Nas primeiras décadas do
século XX, Francisco Silvério de Almeida realizava palestras cômicas para os
trabalhadores das lavouras de café no interior paulista. Certa vez, sentindo-se
adoentado, ele determinou ao filho, José Epaminondas, que avisasse aos organizadores
para cancelarem a apresentação. Mas, José Epaminondas decidiu fazer o
espetáculo no lugar do pai e foi um sucesso. Nascia Nhô Bastião.
Orientados pelo pai, Nhô
Bastião e sua irmã Isolina, a Nh'ana, formaram uma dupla caipira que passou a
apresentar-se, primeiro, nas lavouras cafeeiras e, depois, no Circo Oriente.
Nh'ana seguiu seu rumo, adquirindo o seu próprio teatro e Nhô Bastião adquiriu
uma politeama (teatro de zinco).
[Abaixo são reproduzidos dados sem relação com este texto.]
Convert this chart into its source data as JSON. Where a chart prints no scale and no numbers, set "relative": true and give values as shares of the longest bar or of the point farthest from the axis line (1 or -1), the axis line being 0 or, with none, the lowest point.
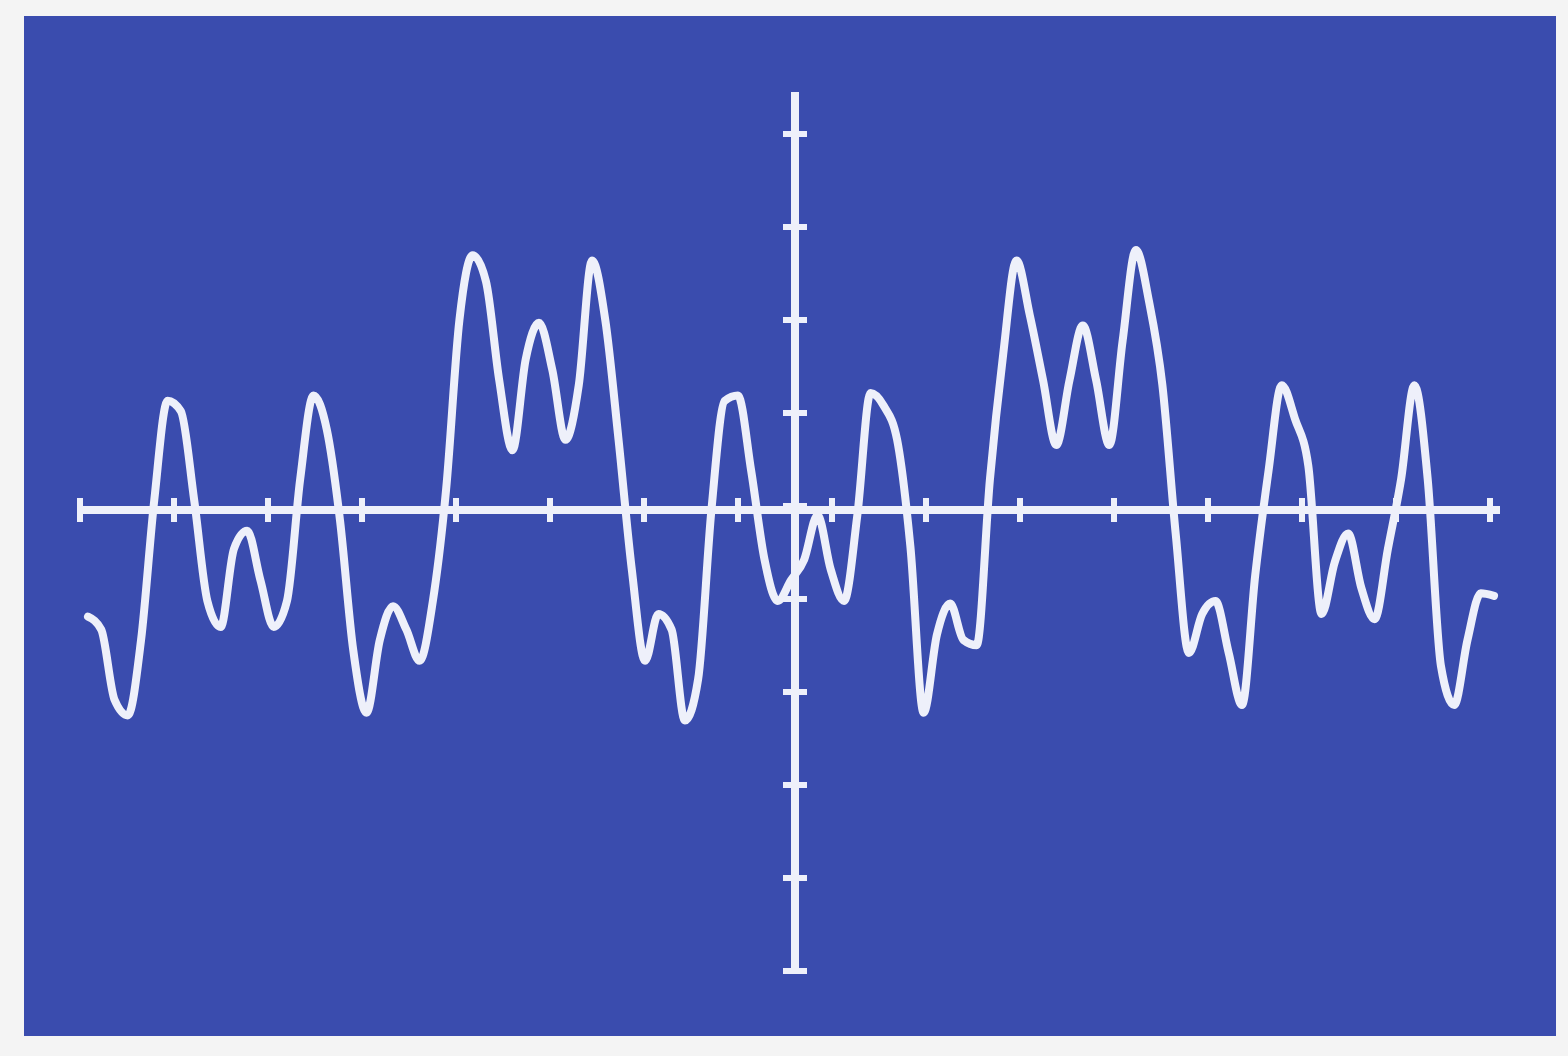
{
  "chart_data": {
    "type": "line",
    "relative": true,
    "categories": [
      null,
      null,
      null,
      null,
      null,
      null,
      null,
      null,
      null,
      null,
      null,
      null,
      null,
      null,
      null,
      null,
      null,
      null,
      null,
      null,
      null,
      null,
      null,
      null,
      null,
      null,
      null,
      null,
      null,
      null,
      null,
      null,
      null,
      null,
      null,
      null,
      null,
      null,
      null,
      null,
      null,
      null,
      null,
      null,
      null,
      null,
      null,
      null,
      null,
      null,
      null,
      null,
      null,
      null,
      null,
      null,
      null,
      null,
      null,
      null,
      null,
      null,
      null,
      null,
      null,
      null,
      null,
      null,
      null,
      null,
      null,
      null,
      null,
      null,
      null,
      null,
      null,
      null,
      null,
      null,
      null,
      null,
      null,
      null,
      null,
      null,
      null,
      null,
      null,
      null,
      null,
      null,
      null,
      null,
      null,
      null,
      null,
      null,
      null,
      null,
      null,
      null,
      null,
      null,
      null,
      null,
      null
    ],
    "series": [
      {
        "color": "#eef0fa",
        "values": [
          -0.41,
          -0.46,
          -0.73,
          -0.79,
          -0.5,
          0.04,
          0.42,
          0.38,
          0.04,
          -0.35,
          -0.45,
          -0.15,
          -0.08,
          -0.27,
          -0.45,
          -0.35,
          0.12,
          0.44,
          0.31,
          -0.04,
          -0.54,
          -0.78,
          -0.5,
          -0.37,
          -0.46,
          -0.58,
          -0.35,
          0.08,
          0.73,
          0.98,
          0.88,
          0.5,
          0.23,
          0.58,
          0.72,
          0.54,
          0.27,
          0.48,
          0.96,
          0.73,
          0.27,
          -0.23,
          -0.58,
          -0.4,
          -0.46,
          -0.81,
          -0.65,
          0,
          0.42,
          0.44,
          0.15,
          -0.19,
          -0.35,
          -0.27,
          -0.19,
          -0.02,
          -0.23,
          -0.35,
          -0.02,
          0.45,
          0.4,
          0.27,
          -0.14,
          -0.78,
          -0.48,
          -0.36,
          -0.5,
          -0.52,
          0.12,
          0.6,
          0.96,
          0.75,
          0.5,
          0.25,
          0.5,
          0.71,
          0.5,
          0.25,
          0.65,
          1,
          0.8,
          0.48,
          -0.09,
          -0.55,
          -0.4,
          -0.35,
          -0.55,
          -0.75,
          -0.25,
          0.15,
          0.48,
          0.35,
          0.17,
          -0.4,
          -0.2,
          -0.09,
          -0.3,
          -0.42,
          -0.15,
          0.12,
          0.48,
          0.12,
          -0.6,
          -0.75,
          -0.5,
          -0.32,
          -0.33
        ]
      }
    ]
  }
}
Ele partia, então, de Ponta Grossa/PR, onde
tinha uma chácara, para excursões pelo interior de São Paulo, Paraná, Santa
Catarina e Rio Grande do Sul.
Em 1962, Nhô Bastião faleceu
e o palco passou, em definitivo, para o seu filho, José Maria de Almeida, o
popular palhaço Serelepe. José Maria havia se casado em 1959 com Lea Benvenuto,
o casal teve 6 filhos: Ben-hur, Maria José, Isabel, Marcelo e Ulisses. A
Marcelo coube seguir a veia cômica da família e ele adotou o nome Serelepe.
Em "Entre risos e
lágrimas: as representações do melodrama no teatro mambembe", entrelaçando
às histórias do teatro e do circo, eu conto um pouco da história do Teatro
Serelepe e analiso melodramas (peças de chorar) apresentadas nos anos 60 e 70.